Affronter ses épreuves

Mais que se passe-t-il ? La lumière est si intense et orangée qu’on croirait presque à un lever de soleil ! Alors que je m’étais assoupie à la belle étoile avec mon amoureux sous les couvertures, je me réveille en sursaut. Impossible d’avoir dormi si longtemps ! Quelque chose d’anormal vient inévitablement de se produire ! Nous dormions depuis à peine trente minutes; il faisait encore nuit.

Pourtant, devant nos yeux, le jour, la lumière, comme si le soleil faisant de l’insomnie avait décidé de défier la nature. Il transperce nos paupières. Nos paupières lourdement endormies par l’effet du bon vin ! Le bon vin qui avait coulé à flot lors d’un repas imprévu pris en compagnie de ma famille, cette même famille qui, ce soir-là, sans le savoir nous avait sauvé la vie !

L’étonnement nous bouscule jusque devant la maison, là où l’on observe le spectacle qui s’intensifie au loin au-dessus de la ville. Mais qu’est-ce que ça peut bien être ?! Je me rappelle, il y a quelques années de cela, nous avions vu une intensité semblable se manifester en plein ciel alors qu’une explosion majeure avait eu lieu dans une entreprise locale. Pourtant cette fois-ci, la lumière semblait provenir plutôt du centre-ville.

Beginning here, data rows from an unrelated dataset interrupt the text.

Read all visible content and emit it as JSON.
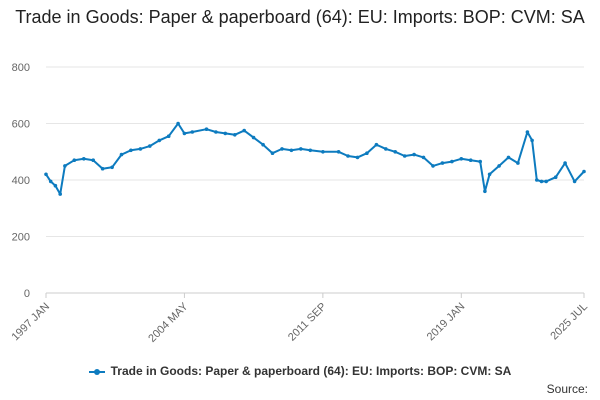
{
  "title": "Trade in Goods: Paper & paperboard (64): EU: Imports: BOP: CVM: SA",
  "source_label": "Source:",
  "series_color": "#0d7bbf",
  "chart_data": {
    "type": "line",
    "title": "Trade in Goods: Paper & paperboard (64): EU: Imports: BOP: CVM: SA",
    "xlabel": "",
    "ylabel": "",
    "ylim": [
      0,
      800
    ],
    "yticks": [
      "0",
      "200",
      "400",
      "600",
      "800"
    ],
    "xtick_labels": [
      "1997 JAN",
      "2004 MAY",
      "2011 SEP",
      "2019 JAN",
      "2025 JUL"
    ],
    "grid": "horizontal",
    "legend_position": "bottom",
    "series": [
      {
        "name": "Trade in Goods: Paper & paperboard (64): EU: Imports: BOP: CVM: SA",
        "x": [
          "1997 JAN",
          "1997 APR",
          "1997 JUL",
          "1997 OCT",
          "1998 JAN",
          "1998 JUL",
          "1999 JAN",
          "1999 JUL",
          "2000 JAN",
          "2000 JUL",
          "2001 JAN",
          "2001 JUL",
          "2002 JAN",
          "2002 JUL",
          "2003 JAN",
          "2003 JUL",
          "2004 JAN",
          "2004 MAY",
          "2004 OCT",
          "2005 JUL",
          "2006 JAN",
          "2006 JUL",
          "2007 JAN",
          "2007 JUL",
          "2008 JAN",
          "2008 JUL",
          "2009 JAN",
          "2009 JUL",
          "2010 JAN",
          "2010 JUL",
          "2011 JAN",
          "2011 SEP",
          "2012 JUL",
          "2013 JAN",
          "2013 JUL",
          "2014 JAN",
          "2014 JUL",
          "2015 JAN",
          "2015 JUL",
          "2016 JAN",
          "2016 JUL",
          "2017 JAN",
          "2017 JUL",
          "2018 JAN",
          "2018 JUL",
          "2019 JAN",
          "2019 JUL",
          "2020 JAN",
          "2020 APR",
          "2020 JUL",
          "2021 JAN",
          "2021 JUL",
          "2022 JAN",
          "2022 JUL",
          "2022 OCT",
          "2023 JAN",
          "2023 APR",
          "2023 JUL",
          "2024 JAN",
          "2024 JUL",
          "2025 JAN",
          "2025 JUL"
        ],
        "values": [
          420,
          395,
          380,
          350,
          450,
          470,
          475,
          470,
          440,
          445,
          490,
          505,
          510,
          520,
          540,
          555,
          600,
          565,
          570,
          580,
          570,
          565,
          560,
          575,
          550,
          525,
          495,
          510,
          505,
          510,
          505,
          500,
          500,
          485,
          480,
          495,
          525,
          510,
          500,
          485,
          490,
          480,
          450,
          460,
          465,
          475,
          470,
          465,
          360,
          420,
          450,
          480,
          460,
          570,
          540,
          400,
          395,
          395,
          410,
          460,
          395,
          430
        ]
      }
    ]
  }
}
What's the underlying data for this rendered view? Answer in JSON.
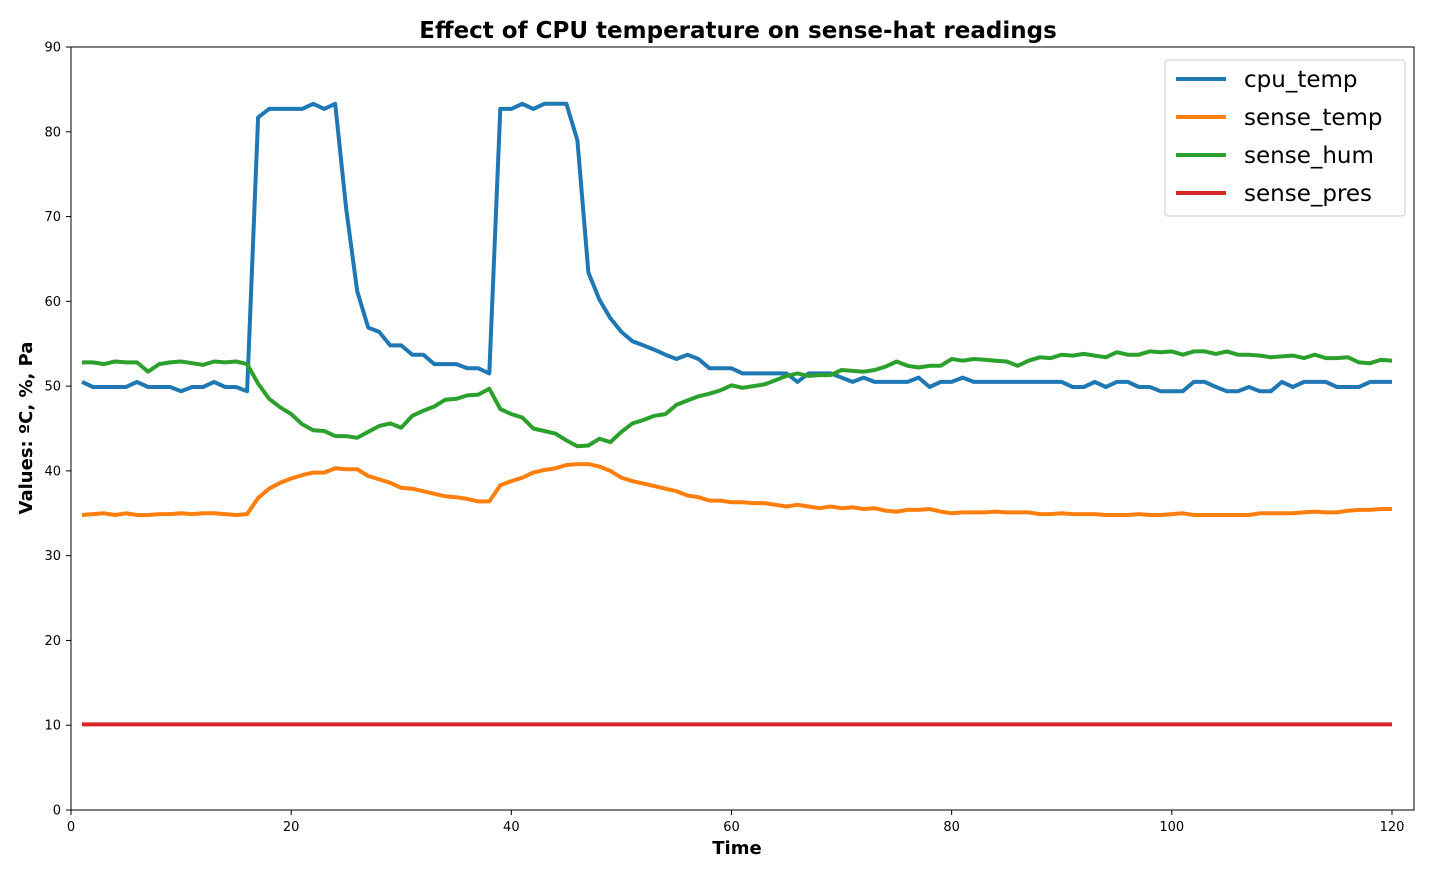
{
  "chart_data": {
    "type": "line",
    "title": "Effect of CPU temperature on sense-hat readings",
    "xlabel": "Time",
    "ylabel": "Values: ºC, %, Pa",
    "xlim": [
      0,
      122
    ],
    "ylim": [
      0,
      90
    ],
    "x_ticks": [
      0,
      20,
      40,
      60,
      80,
      100,
      120
    ],
    "y_ticks": [
      0,
      10,
      20,
      30,
      40,
      50,
      60,
      70,
      80,
      90
    ],
    "grid": false,
    "legend_position": "top-right",
    "x": [
      1,
      2,
      3,
      4,
      5,
      6,
      7,
      8,
      9,
      10,
      11,
      12,
      13,
      14,
      15,
      16,
      17,
      18,
      19,
      20,
      21,
      22,
      23,
      24,
      25,
      26,
      27,
      28,
      29,
      30,
      31,
      32,
      33,
      34,
      35,
      36,
      37,
      38,
      39,
      40,
      41,
      42,
      43,
      44,
      45,
      46,
      47,
      48,
      49,
      50,
      51,
      52,
      53,
      54,
      55,
      56,
      57,
      58,
      59,
      60,
      61,
      62,
      63,
      64,
      65,
      66,
      67,
      68,
      69,
      70,
      71,
      72,
      73,
      74,
      75,
      76,
      77,
      78,
      79,
      80,
      81,
      82,
      83,
      84,
      85,
      86,
      87,
      88,
      89,
      90,
      91,
      92,
      93,
      94,
      95,
      96,
      97,
      98,
      99,
      100,
      101,
      102,
      103,
      104,
      105,
      106,
      107,
      108,
      109,
      110,
      111,
      112,
      113,
      114,
      115,
      116,
      117,
      118,
      119,
      120
    ],
    "series": [
      {
        "name": "cpu_temp",
        "color": "#1f77b4",
        "values": [
          50.5,
          49.9,
          49.9,
          49.9,
          49.9,
          50.5,
          49.9,
          49.9,
          49.9,
          49.4,
          49.9,
          49.9,
          50.5,
          49.9,
          49.9,
          49.4,
          81.7,
          82.7,
          82.7,
          82.7,
          82.7,
          83.3,
          82.7,
          83.3,
          70.9,
          61.2,
          56.9,
          56.4,
          54.8,
          54.8,
          53.7,
          53.7,
          52.6,
          52.6,
          52.6,
          52.1,
          52.1,
          51.5,
          82.7,
          82.7,
          83.3,
          82.7,
          83.3,
          83.3,
          83.3,
          79.0,
          63.4,
          60.2,
          58.0,
          56.4,
          55.3,
          54.8,
          54.3,
          53.7,
          53.2,
          53.7,
          53.2,
          52.1,
          52.1,
          52.1,
          51.5,
          51.5,
          51.5,
          51.5,
          51.5,
          50.5,
          51.5,
          51.5,
          51.5,
          51.0,
          50.5,
          51.0,
          50.5,
          50.5,
          50.5,
          50.5,
          51.0,
          49.9,
          50.5,
          50.5,
          51.0,
          50.5,
          50.5,
          50.5,
          50.5,
          50.5,
          50.5,
          50.5,
          50.5,
          50.5,
          49.9,
          49.9,
          50.5,
          49.9,
          50.5,
          50.5,
          49.9,
          49.9,
          49.4,
          49.4,
          49.4,
          50.5,
          50.5,
          49.9,
          49.4,
          49.4,
          49.9,
          49.4,
          49.4,
          50.5,
          49.9,
          50.5,
          50.5,
          50.5,
          49.9,
          49.9,
          49.9,
          50.5,
          50.5,
          50.5
        ]
      },
      {
        "name": "sense_temp",
        "color": "#ff7f0e",
        "values": [
          34.8,
          34.9,
          35.0,
          34.8,
          35.0,
          34.8,
          34.8,
          34.9,
          34.9,
          35.0,
          34.9,
          35.0,
          35.0,
          34.9,
          34.8,
          34.9,
          36.8,
          37.9,
          38.6,
          39.1,
          39.5,
          39.8,
          39.8,
          40.3,
          40.2,
          40.2,
          39.4,
          39.0,
          38.6,
          38.0,
          37.9,
          37.6,
          37.3,
          37.0,
          36.9,
          36.7,
          36.4,
          36.4,
          38.3,
          38.8,
          39.2,
          39.8,
          40.1,
          40.3,
          40.7,
          40.8,
          40.8,
          40.5,
          40.0,
          39.2,
          38.8,
          38.5,
          38.2,
          37.9,
          37.6,
          37.1,
          36.9,
          36.5,
          36.5,
          36.3,
          36.3,
          36.2,
          36.2,
          36.0,
          35.8,
          36.0,
          35.8,
          35.6,
          35.8,
          35.6,
          35.7,
          35.5,
          35.6,
          35.3,
          35.2,
          35.4,
          35.4,
          35.5,
          35.2,
          35.0,
          35.1,
          35.1,
          35.1,
          35.2,
          35.1,
          35.1,
          35.1,
          34.9,
          34.9,
          35.0,
          34.9,
          34.9,
          34.9,
          34.8,
          34.8,
          34.8,
          34.9,
          34.8,
          34.8,
          34.9,
          35.0,
          34.8,
          34.8,
          34.8,
          34.8,
          34.8,
          34.8,
          35.0,
          35.0,
          35.0,
          35.0,
          35.1,
          35.2,
          35.1,
          35.1,
          35.3,
          35.4,
          35.4,
          35.5,
          35.5
        ]
      },
      {
        "name": "sense_hum",
        "color": "#2ca02c",
        "values": [
          52.8,
          52.8,
          52.6,
          52.9,
          52.8,
          52.8,
          51.7,
          52.6,
          52.8,
          52.9,
          52.7,
          52.5,
          52.9,
          52.8,
          52.9,
          52.6,
          50.3,
          48.5,
          47.5,
          46.7,
          45.5,
          44.8,
          44.7,
          44.1,
          44.1,
          43.9,
          44.6,
          45.3,
          45.6,
          45.1,
          46.5,
          47.1,
          47.6,
          48.4,
          48.5,
          48.9,
          49.0,
          49.7,
          47.3,
          46.7,
          46.3,
          45.0,
          44.7,
          44.4,
          43.6,
          42.9,
          43.0,
          43.8,
          43.4,
          44.6,
          45.6,
          46.0,
          46.5,
          46.7,
          47.8,
          48.3,
          48.8,
          49.1,
          49.5,
          50.1,
          49.8,
          50.0,
          50.2,
          50.7,
          51.2,
          51.5,
          51.2,
          51.3,
          51.3,
          51.9,
          51.8,
          51.7,
          51.9,
          52.3,
          52.9,
          52.4,
          52.2,
          52.4,
          52.4,
          53.2,
          53.0,
          53.2,
          53.1,
          53.0,
          52.9,
          52.4,
          53.0,
          53.4,
          53.3,
          53.7,
          53.6,
          53.8,
          53.6,
          53.4,
          54.0,
          53.7,
          53.7,
          54.1,
          54.0,
          54.1,
          53.7,
          54.1,
          54.1,
          53.8,
          54.1,
          53.7,
          53.7,
          53.6,
          53.4,
          53.5,
          53.6,
          53.3,
          53.7,
          53.3,
          53.3,
          53.4,
          52.8,
          52.7,
          53.1,
          53.0
        ]
      },
      {
        "name": "sense_pres",
        "color": "#d62728",
        "values": [
          10.1,
          10.1,
          10.1,
          10.1,
          10.1,
          10.1,
          10.1,
          10.1,
          10.1,
          10.1,
          10.1,
          10.1,
          10.1,
          10.1,
          10.1,
          10.1,
          10.1,
          10.1,
          10.1,
          10.1,
          10.1,
          10.1,
          10.1,
          10.1,
          10.1,
          10.1,
          10.1,
          10.1,
          10.1,
          10.1,
          10.1,
          10.1,
          10.1,
          10.1,
          10.1,
          10.1,
          10.1,
          10.1,
          10.1,
          10.1,
          10.1,
          10.1,
          10.1,
          10.1,
          10.1,
          10.1,
          10.1,
          10.1,
          10.1,
          10.1,
          10.1,
          10.1,
          10.1,
          10.1,
          10.1,
          10.1,
          10.1,
          10.1,
          10.1,
          10.1,
          10.1,
          10.1,
          10.1,
          10.1,
          10.1,
          10.1,
          10.1,
          10.1,
          10.1,
          10.1,
          10.1,
          10.1,
          10.1,
          10.1,
          10.1,
          10.1,
          10.1,
          10.1,
          10.1,
          10.1,
          10.1,
          10.1,
          10.1,
          10.1,
          10.1,
          10.1,
          10.1,
          10.1,
          10.1,
          10.1,
          10.1,
          10.1,
          10.1,
          10.1,
          10.1,
          10.1,
          10.1,
          10.1,
          10.1,
          10.1,
          10.1,
          10.1,
          10.1,
          10.1,
          10.1,
          10.1,
          10.1,
          10.1,
          10.1,
          10.1,
          10.1,
          10.1,
          10.1,
          10.1,
          10.1,
          10.1,
          10.1,
          10.1,
          10.1,
          10.1
        ]
      }
    ]
  }
}
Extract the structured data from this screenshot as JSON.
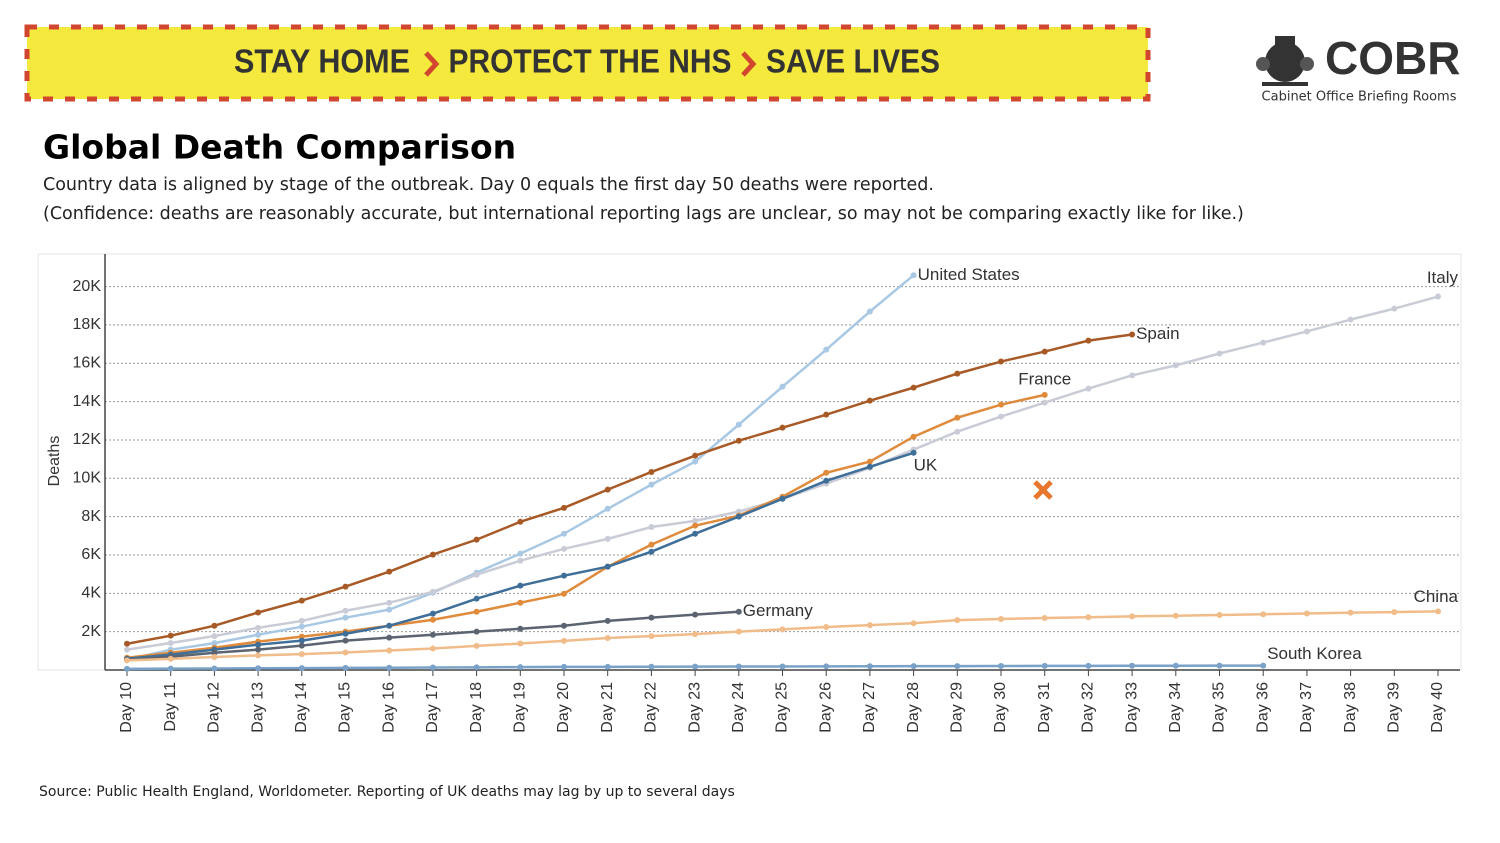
{
  "banner": [
    "STAY HOME",
    "PROTECT THE NHS",
    "SAVE LIVES"
  ],
  "logo": {
    "name": "COBR",
    "caption": "Cabinet Office Briefing Rooms"
  },
  "chart_data": {
    "type": "line",
    "title": "Global Death Comparison",
    "subtitle": [
      "Country data is aligned by stage of the outbreak. Day 0 equals the first day 50 deaths were reported.",
      "(Confidence: deaths are reasonably accurate, but international reporting lags are unclear, so may not be comparing exactly like for like.)"
    ],
    "source": "Source: Public Health England, Worldometer. Reporting of UK deaths may lag by up to several days",
    "y_label": "Deaths",
    "categories": [
      "Day 10",
      "Day 11",
      "Day 12",
      "Day 13",
      "Day 14",
      "Day 15",
      "Day 16",
      "Day 17",
      "Day 18",
      "Day 19",
      "Day 20",
      "Day 21",
      "Day 22",
      "Day 23",
      "Day 24",
      "Day 25",
      "Day 26",
      "Day 27",
      "Day 28",
      "Day 29",
      "Day 30",
      "Day 31",
      "Day 32",
      "Day 33",
      "Day 34",
      "Day 35",
      "Day 36",
      "Day 37",
      "Day 38",
      "Day 39",
      "Day 40"
    ],
    "ylim": [
      0,
      21700
    ],
    "yticks": [
      {
        "value": 2000,
        "label": "2K"
      },
      {
        "value": 4000,
        "label": "4K"
      },
      {
        "value": 6000,
        "label": "6K"
      },
      {
        "value": 8000,
        "label": "8K"
      },
      {
        "value": 10000,
        "label": "10K"
      },
      {
        "value": 12000,
        "label": "12K"
      },
      {
        "value": 14000,
        "label": "14K"
      },
      {
        "value": 16000,
        "label": "16K"
      },
      {
        "value": 18000,
        "label": "18K"
      },
      {
        "value": 20000,
        "label": "20K"
      }
    ],
    "grid": true,
    "series": [
      {
        "name": "United States",
        "color": "#a9c8e3",
        "values": [
          540,
          1060,
          1400,
          1840,
          2260,
          2730,
          3150,
          4030,
          5080,
          6070,
          7110,
          8410,
          9670,
          10870,
          12800,
          14780,
          16710,
          18700,
          20590,
          null,
          null,
          null,
          null,
          null,
          null,
          null,
          null,
          null,
          null,
          null,
          null
        ]
      },
      {
        "name": "Spain",
        "color": "#a85a26",
        "values": [
          1370,
          1790,
          2310,
          3000,
          3620,
          4350,
          5130,
          6020,
          6800,
          7730,
          8460,
          9410,
          10330,
          11180,
          11960,
          12640,
          13320,
          14050,
          14730,
          15460,
          16090,
          16610,
          17180,
          17500,
          null,
          null,
          null,
          null,
          null,
          null,
          null
        ]
      },
      {
        "name": "Italy",
        "color": "#c9ccd6",
        "values": [
          1060,
          1410,
          1770,
          2200,
          2560,
          3090,
          3510,
          4080,
          4970,
          5700,
          6320,
          6840,
          7460,
          7780,
          8260,
          8930,
          9720,
          10550,
          11500,
          12430,
          13220,
          13950,
          14680,
          15370,
          15890,
          16510,
          17080,
          17660,
          18280,
          18850,
          19480
        ]
      },
      {
        "name": "France",
        "color": "#e08a3c",
        "values": [
          640,
          900,
          1160,
          1480,
          1740,
          2000,
          2310,
          2620,
          3040,
          3510,
          3980,
          5390,
          6540,
          7530,
          8050,
          9040,
          10290,
          10870,
          12170,
          13160,
          13840,
          14350,
          null,
          null,
          null,
          null,
          null,
          null,
          null,
          null,
          null
        ]
      },
      {
        "name": "UK",
        "color": "#3f6f99",
        "values": [
          590,
          800,
          1060,
          1320,
          1530,
          1890,
          2310,
          2940,
          3720,
          4400,
          4920,
          5390,
          6170,
          7110,
          8000,
          8930,
          9870,
          10600,
          11330,
          null,
          null,
          null,
          null,
          null,
          null,
          null,
          null,
          null,
          null,
          null,
          null
        ]
      },
      {
        "name": "Germany",
        "color": "#5b6470",
        "values": [
          540,
          690,
          900,
          1060,
          1270,
          1530,
          1690,
          1840,
          2000,
          2150,
          2310,
          2560,
          2730,
          2890,
          3040,
          null,
          null,
          null,
          null,
          null,
          null,
          null,
          null,
          null,
          null,
          null,
          null,
          null,
          null,
          null,
          null
        ]
      },
      {
        "name": "China",
        "color": "#f0bc8a",
        "values": [
          500,
          580,
          680,
          760,
          830,
          910,
          1020,
          1120,
          1260,
          1380,
          1520,
          1670,
          1770,
          1870,
          2000,
          2120,
          2240,
          2340,
          2440,
          2600,
          2660,
          2710,
          2750,
          2800,
          2830,
          2870,
          2910,
          2950,
          2990,
          3020,
          3060
        ]
      },
      {
        "name": "South Korea",
        "color": "#7aa2c8",
        "values": [
          60,
          70,
          80,
          90,
          100,
          110,
          120,
          130,
          140,
          150,
          160,
          165,
          170,
          175,
          180,
          185,
          190,
          195,
          200,
          205,
          210,
          215,
          218,
          221,
          224,
          227,
          230,
          null,
          null,
          null,
          null
        ]
      }
    ]
  }
}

Mordue d’astronomie, je me dis que c’est peut-être un phénomène astronomique justement. J’appelle aussitôt à l’Observatoire pour valider ma théorie. Malheureusement, le ciel est couvert de nuages à la montagne et l’équipe en place n’a rien pu discerner dans le ciel.

Notre curiosité nous incite à aller voir nous-mêmes et au moment d’entrer prendre les clés du véhicule à l’intérieur, la sonnerie de mon cellulaire retentie. Je réponds immédiatement, un peu surprise et inquiète de recevoir un appel à cette heure de la nuit. À peine aies-je pris la ligne que j’entends une voix effrayée, celle de ma mère qui me cri à tue-tête : Annie, Annie, la ville est en feu ! Le train, le train Annie ! Le feu, le feu ! Le train a foncé dans la ville, la ville a explosé !!!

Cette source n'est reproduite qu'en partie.